Birchmore was found dead in her Canton apartment a year before Read’s boyfriend, John O’Keefe, was found outside a Canton home. Local police ruled Birchmore’s death a suicide, but federal prosecutors have charged former Stoughton Police officer Matthew Farwell with killing her. Prosecutors say Farwell sexually abused Birchmore for years, beginning when she was a teenager.
The Birchmore case has drawn comparisons to Read’s because they both involve the Canton Police Department and Massachusetts State Police. Both cases also feature accusations of corrupt police officers.
Prosecutors in the Read case said in a court filing that Birchmore’s death was “not related or material to the death of John O’Keefe.”
“Questioning an officer’s involvement in an unrelated death investigation particularly one remote in time and circumstance, is irrelevant, would have no tendency to prove any material issue in this case, is speculative, and would confuse the jury,” the filing reads.
The filing notes the ongoing prosecution of Matthew Farwell by the U.S. Attorney’s Office for Massachusetts.
“Testimony about this unrelated death investigation would result in a trial within a trial, with much of the information being inadmissible, confidential, or offered without a proper foundation,” their motion reads.
Judge Beverly Cannone allowed prosecutors’ motion to prohibit mention of Birchmore, but noted that if the “door was opened” by a witness bringing up the case, it could be allowed in.

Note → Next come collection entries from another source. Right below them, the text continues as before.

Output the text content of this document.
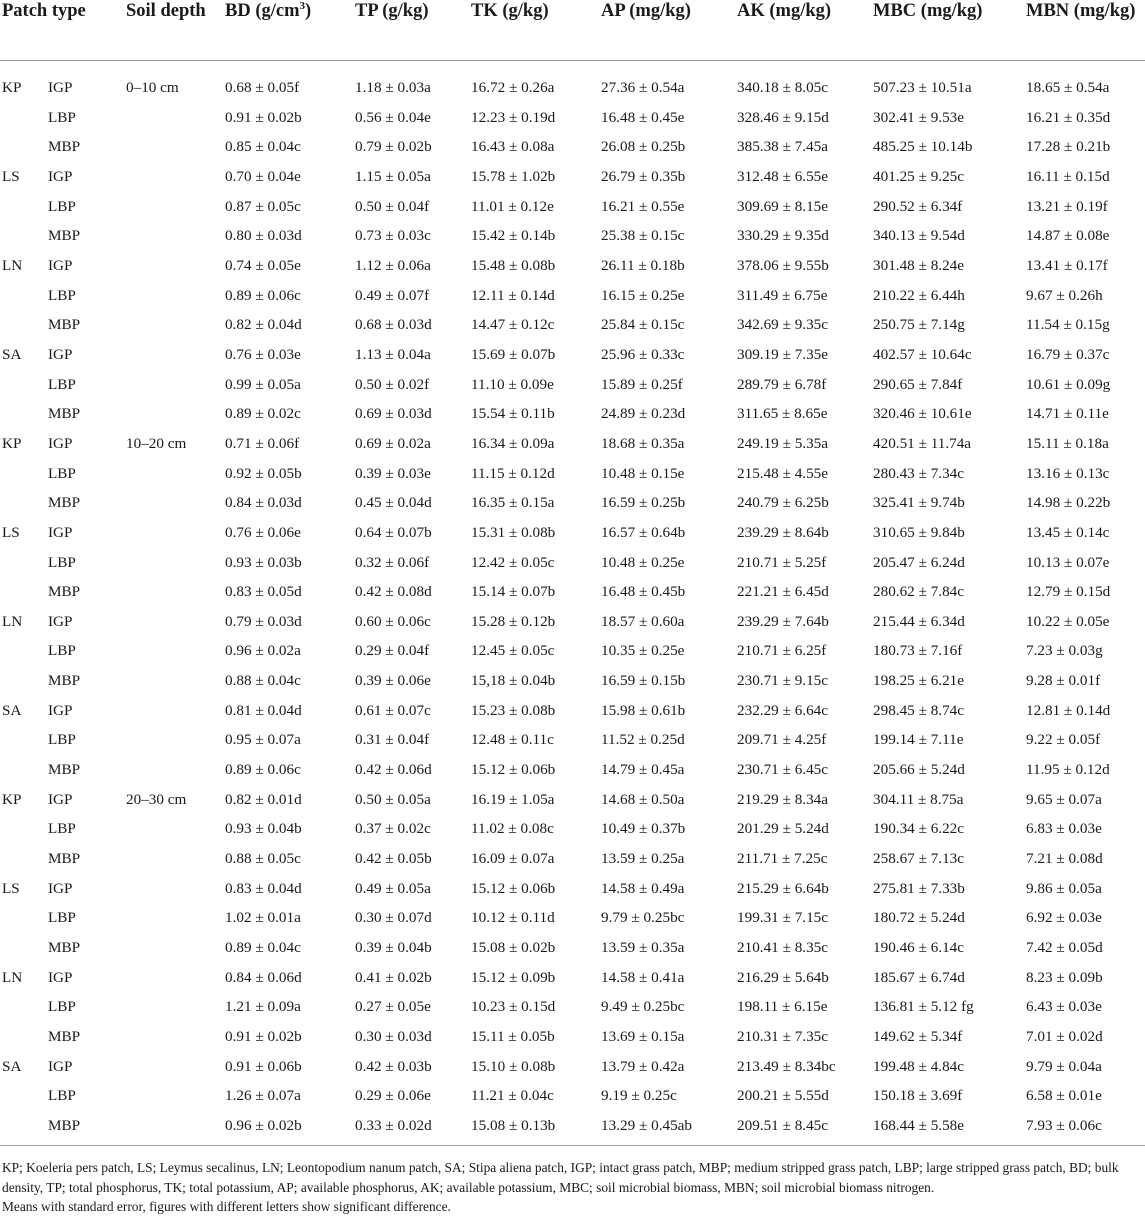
Patch type		Soil depth	BD $(g/cm^3)$	TP (g/kg)	TK (g/kg)	AP (mg/kg)	AK (mg/kg)	MBC (mg/kg)	MBN (mg/kg)
KP	IGP	0–10 cm	0.68 ± 0.05f	1.18 ± 0.03a	16.72 ± 0.26a	27.36 ± 0.54a	340.18 ± 8.05c	507.23 ± 10.51a	18.65 ± 0.54a
	LBP		0.91 ± 0.02b	0.56 ± 0.04e	12.23 ± 0.19d	16.48 ± 0.45e	328.46 ± 9.15d	302.41 ± 9.53e	16.21 ± 0.35d
	MBP		0.85 ± 0.04c	0.79 ± 0.02b	16.43 ± 0.08a	26.08 ± 0.25b	385.38 ± 7.45a	485.25 ± 10.14b	17.28 ± 0.21b
LS	IGP		0.70 ± 0.04e	1.15 ± 0.05a	15.78 ± 1.02b	26.79 ± 0.35b	312.48 ± 6.55e	401.25 ± 9.25c	16.11 ± 0.15d
	LBP		0.87 ± 0.05c	0.50 ± 0.04f	11.01 ± 0.12e	16.21 ± 0.55e	309.69 ± 8.15e	290.52 ± 6.34f	13.21 ± 0.19f
	MBP		0.80 ± 0.03d	0.73 ± 0.03c	15.42 ± 0.14b	25.38 ± 0.15c	330.29 ± 9.35d	340.13 ± 9.54d	14.87 ± 0.08e
LN	IGP		0.74 ± 0.05e	1.12 ± 0.06a	15.48 ± 0.08b	26.11 ± 0.18b	378.06 ± 9.55b	301.48 ± 8.24e	13.41 ± 0.17f
	LBP		0.89 ± 0.06c	0.49 ± 0.07f	12.11 ± 0.14d	16.15 ± 0.25e	311.49 ± 6.75e	210.22 ± 6.44h	9.67 ± 0.26h
	MBP		0.82 ± 0.04d	0.68 ± 0.03d	14.47 ± 0.12c	25.84 ± 0.15c	342.69 ± 9.35c	250.75 ± 7.14g	11.54 ± 0.15g
SA	IGP		0.76 ± 0.03e	1.13 ± 0.04a	15.69 ± 0.07b	25.96 ± 0.33c	309.19 ± 7.35e	402.57 ± 10.64c	16.79 ± 0.37c
	LBP		0.99 ± 0.05a	0.50 ± 0.02f	11.10 ± 0.09e	15.89 ± 0.25f	289.79 ± 6.78f	290.65 ± 7.84f	10.61 ± 0.09g
	MBP		0.89 ± 0.02c	0.69 ± 0.03d	15.54 ± 0.11b	24.89 ± 0.23d	311.65 ± 8.65e	320.46 ± 10.61e	14.71 ± 0.11e
KP	IGP	10–20 cm	0.71 ± 0.06f	0.69 ± 0.02a	16.34 ± 0.09a	18.68 ± 0.35a	249.19 ± 5.35a	420.51 ± 11.74a	15.11 ± 0.18a
	LBP		0.92 ± 0.05b	0.39 ± 0.03e	11.15 ± 0.12d	10.48 ± 0.15e	215.48 ± 4.55e	280.43 ± 7.34c	13.16 ± 0.13c
	MBP		0.84 ± 0.03d	0.45 ± 0.04d	16.35 ± 0.15a	16.59 ± 0.25b	240.79 ± 6.25b	325.41 ± 9.74b	14.98 ± 0.22b
LS	IGP		0.76 ± 0.06e	0.64 ± 0.07b	15.31 ± 0.08b	16.57 ± 0.64b	239.29 ± 8.64b	310.65 ± 9.84b	13.45 ± 0.14c
	LBP		0.93 ± 0.03b	0.32 ± 0.06f	12.42 ± 0.05c	10.48 ± 0.25e	210.71 ± 5.25f	205.47 ± 6.24d	10.13 ± 0.07e
	MBP		0.83 ± 0.05d	0.42 ± 0.08d	15.14 ± 0.07b	16.48 ± 0.45b	221.21 ± 6.45d	280.62 ± 7.84c	12.79 ± 0.15d
LN	IGP		0.79 ± 0.03d	0.60 ± 0.06c	15.28 ± 0.12b	18.57 ± 0.60a	239.29 ± 7.64b	215.44 ± 6.34d	10.22 ± 0.05e
	LBP		0.96 ± 0.02a	0.29 ± 0.04f	12.45 ± 0.05c	10.35 ± 0.25e	210.71 ± 6.25f	180.73 ± 7.16f	7.23 ± 0.03g
	MBP		0.88 ± 0.04c	0.39 ± 0.06e	15,18 ± 0.04b	16.59 ± 0.15b	230.71 ± 9.15c	198.25 ± 6.21e	9.28 ± 0.01f
SA	IGP		0.81 ± 0.04d	0.61 ± 0.07c	15.23 ± 0.08b	15.98 ± 0.61b	232.29 ± 6.64c	298.45 ± 8.74c	12.81 ± 0.14d
	LBP		0.95 ± 0.07a	0.31 ± 0.04f	12.48 ± 0.11c	11.52 ± 0.25d	209.71 ± 4.25f	199.14 ± 7.11e	9.22 ± 0.05f
	MBP		0.89 ± 0.06c	0.42 ± 0.06d	15.12 ± 0.06b	14.79 ± 0.45a	230.71 ± 6.45c	205.66 ± 5.24d	11.95 ± 0.12d
KP	IGP	20–30 cm	0.82 ± 0.01d	0.50 ± 0.05a	16.19 ± 1.05a	14.68 ± 0.50a	219.29 ± 8.34a	304.11 ± 8.75a	9.65 ± 0.07a
	LBP		0.93 ± 0.04b	0.37 ± 0.02c	11.02 ± 0.08c	10.49 ± 0.37b	201.29 ± 5.24d	190.34 ± 6.22c	6.83 ± 0.03e
	MBP		0.88 ± 0.05c	0.42 ± 0.05b	16.09 ± 0.07a	13.59 ± 0.25a	211.71 ± 7.25c	258.67 ± 7.13c	7.21 ± 0.08d
LS	IGP		0.83 ± 0.04d	0.49 ± 0.05a	15.12 ± 0.06b	14.58 ± 0.49a	215.29 ± 6.64b	275.81 ± 7.33b	9.86 ± 0.05a
	LBP		1.02 ± 0.01a	0.30 ± 0.07d	10.12 ± 0.11d	9.79 ± 0.25bc	199.31 ± 7.15c	180.72 ± 5.24d	6.92 ± 0.03e
	MBP		0.89 ± 0.04c	0.39 ± 0.04b	15.08 ± 0.02b	13.59 ± 0.35a	210.41 ± 8.35c	190.46 ± 6.14c	7.42 ± 0.05d
LN	IGP		0.84 ± 0.06d	0.41 ± 0.02b	15.12 ± 0.09b	14.58 ± 0.41a	216.29 ± 5.64b	185.67 ± 6.74d	8.23 ± 0.09b
	LBP		1.21 ± 0.09a	0.27 ± 0.05e	10.23 ± 0.15d	9.49 ± 0.25bc	198.11 ± 6.15e	136.81 ± 5.12 fg	6.43 ± 0.03e
	MBP		0.91 ± 0.02b	0.30 ± 0.03d	15.11 ± 0.05b	13.69 ± 0.15a	210.31 ± 7.35c	149.62 ± 5.34f	7.01 ± 0.02d
SA	IGP		0.91 ± 0.06b	0.42 ± 0.03b	15.10 ± 0.08b	13.79 ± 0.42a	213.49 ± 8.34bc	199.48 ± 4.84c	9.79 ± 0.04a
	LBP		1.26 ± 0.07a	0.29 ± 0.06e	11.21 ± 0.04c	9.19 ± 0.25c	200.21 ± 5.55d	150.18 ± 3.69f	6.58 ± 0.01e
	MBP		0.96 ± 0.02b	0.33 ± 0.02d	15.08 ± 0.13b	13.29 ± 0.45ab	209.51 ± 8.45c	168.44 ± 5.58e	7.93 ± 0.06c

KP; Koeleria pers patch, LS; Leymus secalinus, LN; Leontopodium nanum patch, SA; Stipa aliena patch, IGP; intact grass patch, MBP; medium stripped grass patch, LBP; large stripped grass patch, BD; bulk density, TP; total phosphorus, TK; total potassium, AP; available phosphorus, AK; available potassium, MBC; soil microbial biomass, MBN; soil microbial biomass nitrogen.

Means with standard error, figures with different letters show significant difference.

During a pre-trial hearing, Elizabeth Little, a lawyer for Read’s defense, argued the “parallels in these cases couldn’t be clearer.”
Both cases involve a “failure to investigate a law enforcement officer who should have been a suspect,” she said. “The reports by investigating officers that led to the improper clearing of [Farwell] go directly toward the credibility of those officers.”
But special prosecutor Hank Brennan argued the cases had nothing to do with one another.
“There is no good-faith basis that there is something in that case that is relevant to this case,” he said.
Cannone ultimately denied a defense request to obtain unredacted copies of the police reports in the Birchmore investigation.